Religion, relief and risk in Afghanistan

WASHINGTON – There are rumblings from western Afghanistan that the office for the "Promotion of Virtue and the Prevention of Vice" is back.

That may not sound bad. But this is the network that enforced the Taliban's codes for clothing, grooming, family life, prayers and myriad other details of daily life. It used beatings, torture, imprisonment, discrimination and other forms of terror.

On the evening news, the Taliban is defeated and on the run. But the reality on the ground may be different. If the office for the "Promotion of Virtue and the Prevention of Vice" is alive, the Taliban's heart is still beating.

"Significant numbers of former Taliban officials or supporters appear to be in the process of attaching themselves to the new power structures," according to the U.S. Commission on International Religious Freedom. "Many elements of the victorious anti-Taliban forces also have past records of human rights abuse, including religious intolerance and restrictions of the rights of women."

Far from the diplomats and satellite dishes in Kabul, the Taliban's version of Sunni Islamic law may rule – with summary public executions for murder, amputations for theft and stoning and lashing for adultery.

Nobody really knows.

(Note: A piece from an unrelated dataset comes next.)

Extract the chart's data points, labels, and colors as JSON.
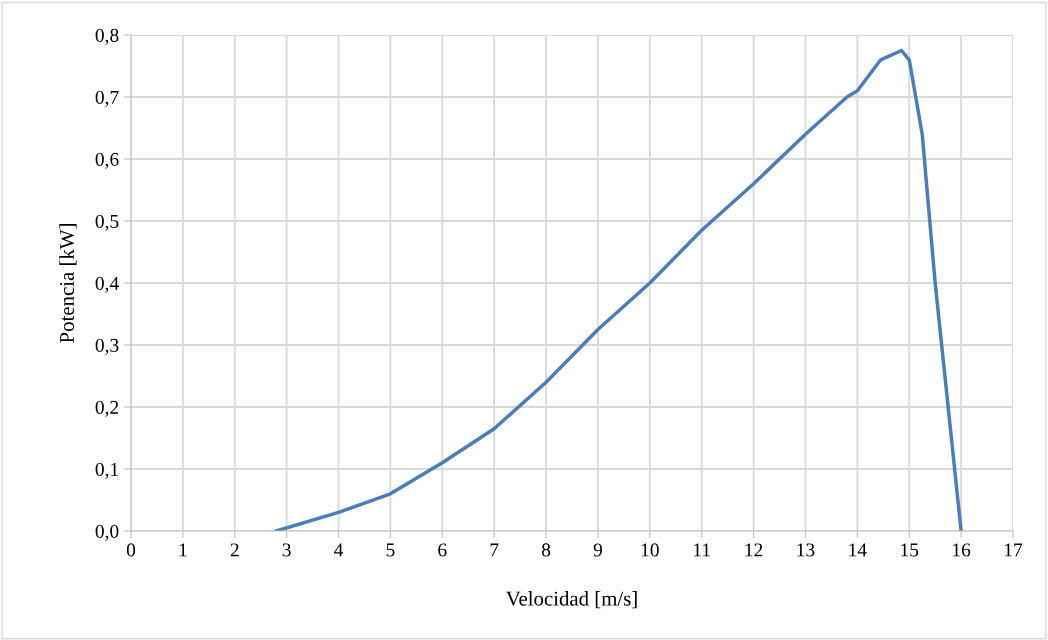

The commission thinks somebody needs to find out.

In a report this week to the White House and Congress, it urged the expansion of an international security presence beyond Kabul, with more attention focused on the actions of local commanders and tribal leaders. It is crucial – since religion is at the root of this crisis – that someone promptly be assigned to the Kabul embassy to defend religious liberty.

"If the United States government is not prepared to send such a person, our commission is," said commissioner Felice Gaer, of the American Jewish Committee.

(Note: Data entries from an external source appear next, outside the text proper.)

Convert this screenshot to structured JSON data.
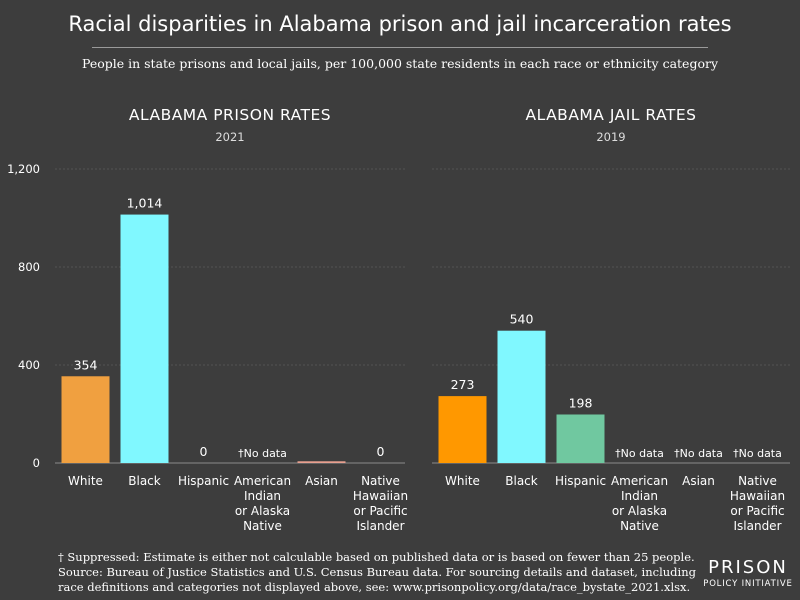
{
  "title": "Racial disparities in Alabama prison and jail incarceration rates",
  "subtitle": "People in state prisons and local jails, per 100,000 state residents in each race or ethnicity category",
  "footnote": {
    "line1": "† Suppressed: Estimate is either not calculable based on published data or is based on fewer than 25 people.",
    "line2": "Source: Bureau of Justice Statistics and U.S. Census Bureau data. For sourcing details and dataset, including",
    "line3": "race definitions and categories not displayed above, see: www.prisonpolicy.org/data/race_bystate_2021.xlsx."
  },
  "logo": {
    "line1": "PRISON",
    "line2": "POLICY INITIATIVE"
  },
  "chart_data": [
    {
      "type": "bar",
      "title": "ALABAMA PRISON RATES",
      "subtitle": "2021",
      "ylim": [
        0,
        1200
      ],
      "yticks": [
        0,
        400,
        800,
        1200
      ],
      "ytick_labels": [
        "0",
        "400",
        "800",
        "1,200"
      ],
      "grid": true,
      "categories": [
        "White",
        "Black",
        "Hispanic",
        "American Indian or Alaska Native",
        "Asian",
        "Native Hawaiian or Pacific Islander"
      ],
      "category_lines": [
        [
          "White"
        ],
        [
          "Black"
        ],
        [
          "Hispanic"
        ],
        [
          "American",
          "Indian",
          "or Alaska",
          "Native"
        ],
        [
          "Asian"
        ],
        [
          "Native",
          "Hawaiian",
          "or Pacific",
          "Islander"
        ]
      ],
      "values": [
        354,
        1014,
        0,
        null,
        7,
        0
      ],
      "value_labels": [
        "354",
        "1,014",
        "0",
        "†No data",
        "",
        "0"
      ],
      "colors": [
        "#f0a040",
        "#80f8ff",
        "#70c8a0",
        "#b0b0b0",
        "#e8a090",
        "#b8a0e0"
      ]
    },
    {
      "type": "bar",
      "title": "ALABAMA JAIL RATES",
      "subtitle": "2019",
      "ylim": [
        0,
        1200
      ],
      "grid": true,
      "categories": [
        "White",
        "Black",
        "Hispanic",
        "American Indian or Alaska Native",
        "Asian",
        "Native Hawaiian or Pacific Islander"
      ],
      "category_lines": [
        [
          "White"
        ],
        [
          "Black"
        ],
        [
          "Hispanic"
        ],
        [
          "American",
          "Indian",
          "or Alaska",
          "Native"
        ],
        [
          "Asian"
        ],
        [
          "Native",
          "Hawaiian",
          "or Pacific",
          "Islander"
        ]
      ],
      "values": [
        273,
        540,
        198,
        null,
        null,
        null
      ],
      "value_labels": [
        "273",
        "540",
        "198",
        "†No data",
        "†No data",
        "†No data"
      ],
      "colors": [
        "#ff9800",
        "#80f8ff",
        "#70c8a0",
        "#b0b0b0",
        "#e8a090",
        "#b8a0e0"
      ]
    }
  ]
}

Gaer repeated this pledge a half dozen times during one press briefing. The commission will decide on a course of action by the end of June.

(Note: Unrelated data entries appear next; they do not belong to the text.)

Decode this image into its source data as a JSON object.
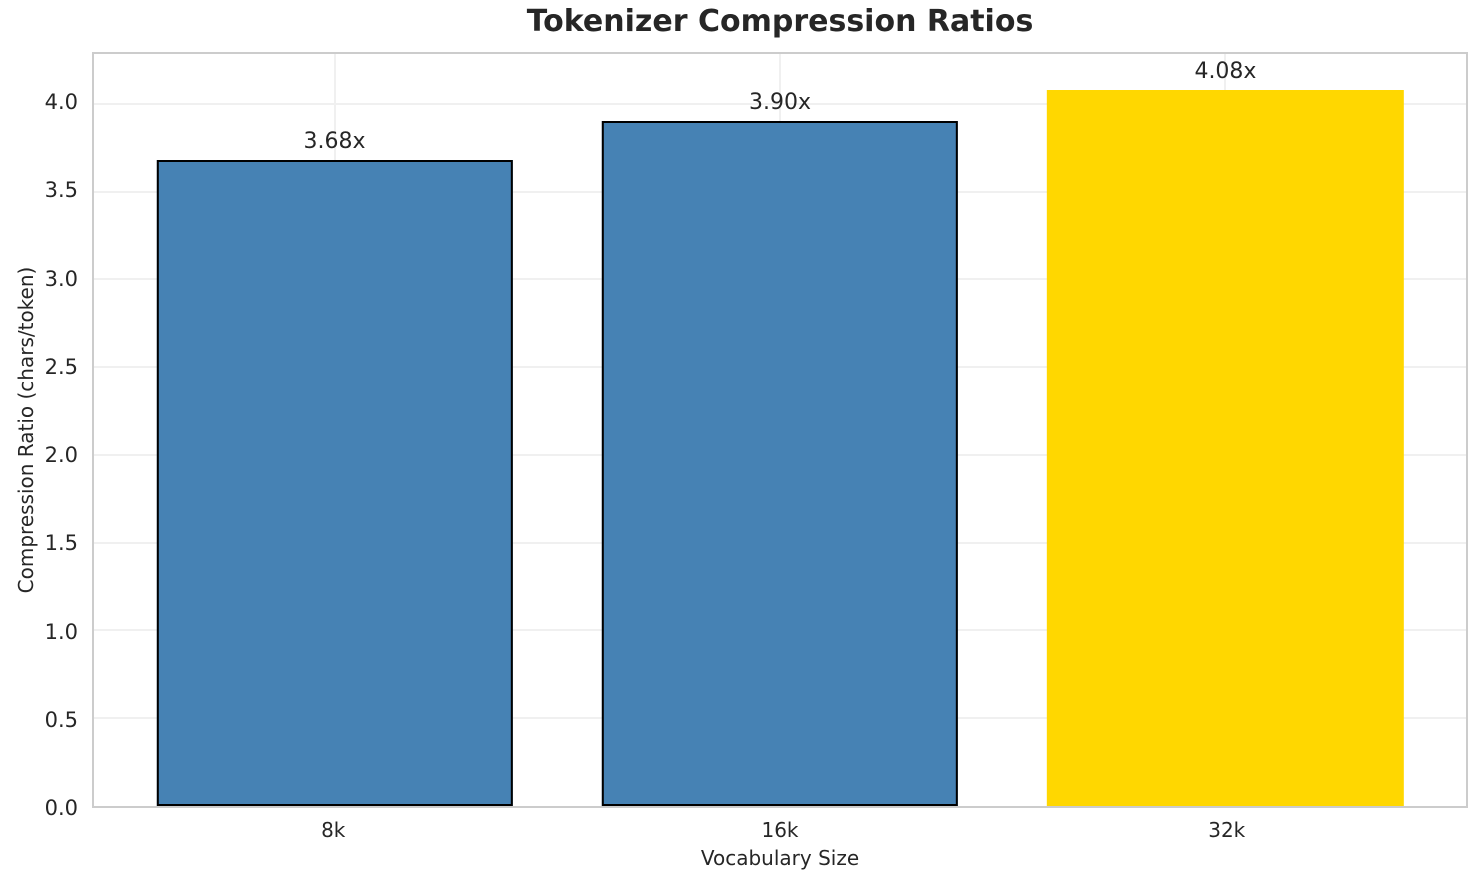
{
  "chart_data": {
    "type": "bar",
    "title": "Tokenizer Compression Ratios",
    "xlabel": "Vocabulary Size",
    "ylabel": "Compression Ratio (chars/token)",
    "categories": [
      "8k",
      "16k",
      "32k"
    ],
    "values": [
      3.68,
      3.9,
      4.08
    ],
    "bar_labels": [
      "3.68x",
      "3.90x",
      "4.08x"
    ],
    "bar_colors": [
      "#4682B4",
      "#4682B4",
      "#FFD700"
    ],
    "bar_edge_colors": [
      "#000000",
      "#000000",
      "none"
    ],
    "yticks": [
      "0.0",
      "0.5",
      "1.0",
      "1.5",
      "2.0",
      "2.5",
      "3.0",
      "3.5",
      "4.0"
    ],
    "ylim": [
      0,
      4.284
    ],
    "xlim_units": [
      -0.54,
      2.54
    ],
    "bar_width_units": 0.8,
    "grid": true,
    "legend": "none",
    "grid_color": "#f0f0f0",
    "spine_color": "#cccccc",
    "text_color": "#262626",
    "background_color": "#ffffff"
  }
}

It may seem strange to place such an emphasis on religious liberty for minorities in a land in which Hindus, Sikhs, Buddhists, Jews and Christians may number only in the hundreds. But there also have been atrocities committed by the Sunni Muslims – 85 percent of the population – against Shiite Muslims.

"Some people have the view, 'Well, what do you need religious freedom for?' because this is a country that is 99 percent Muslim," said commissioner Nina Shea of Freedom House. "There are many difficulties with that. Under the Taliban we saw how a harsh interpretation of Islam was imposed on everyone, whether they wanted that interpretation or not. This is a concern for the individual rights of Muslims as well as for minority religious groups within Afghanistan."

The commission report's bottom line is that "a future Afghanistan that respects human rights, including freedom of thought, conscience and religion," is much less likely to be a staging ground for terrorism. But there is another reason to stress issues of faith and tolerance – it is crucial that religious charities and relief groups are able to safely resume their work.

But who decides who is a relief worker and who gets jailed as a missionary? Ask Dayna Curry and Heather Mercer if this question matters in Afghanistan.

The U.N. Universal Declaration of Human Rights states: "Everyone has the right to freedom of thought, conscience and religion; this right includes freedom to change his religion or belief, and freedom, either alone or in community with others and in public or private, to manifest his religion in teaching, practice, worship and observance."

This implies that all kinds of people – from atheists to evangelists – can speak their minds and strive to change other people's minds. But Afghanistan remains a land in which converting to another faith can be fatal. Inviting someone to convert to another faith can be fatal, as well.

The goal right now, said Shea, is to focus on issues of security and the rule of law.

"This report," she said, "is not about making Afghanistan safe for Christian missionaries to go in and convert the country. ... We are talking about basic rights of religious freedom that have been violated, probably more severely in Afghanistan than in almost any other country in the world in recent years."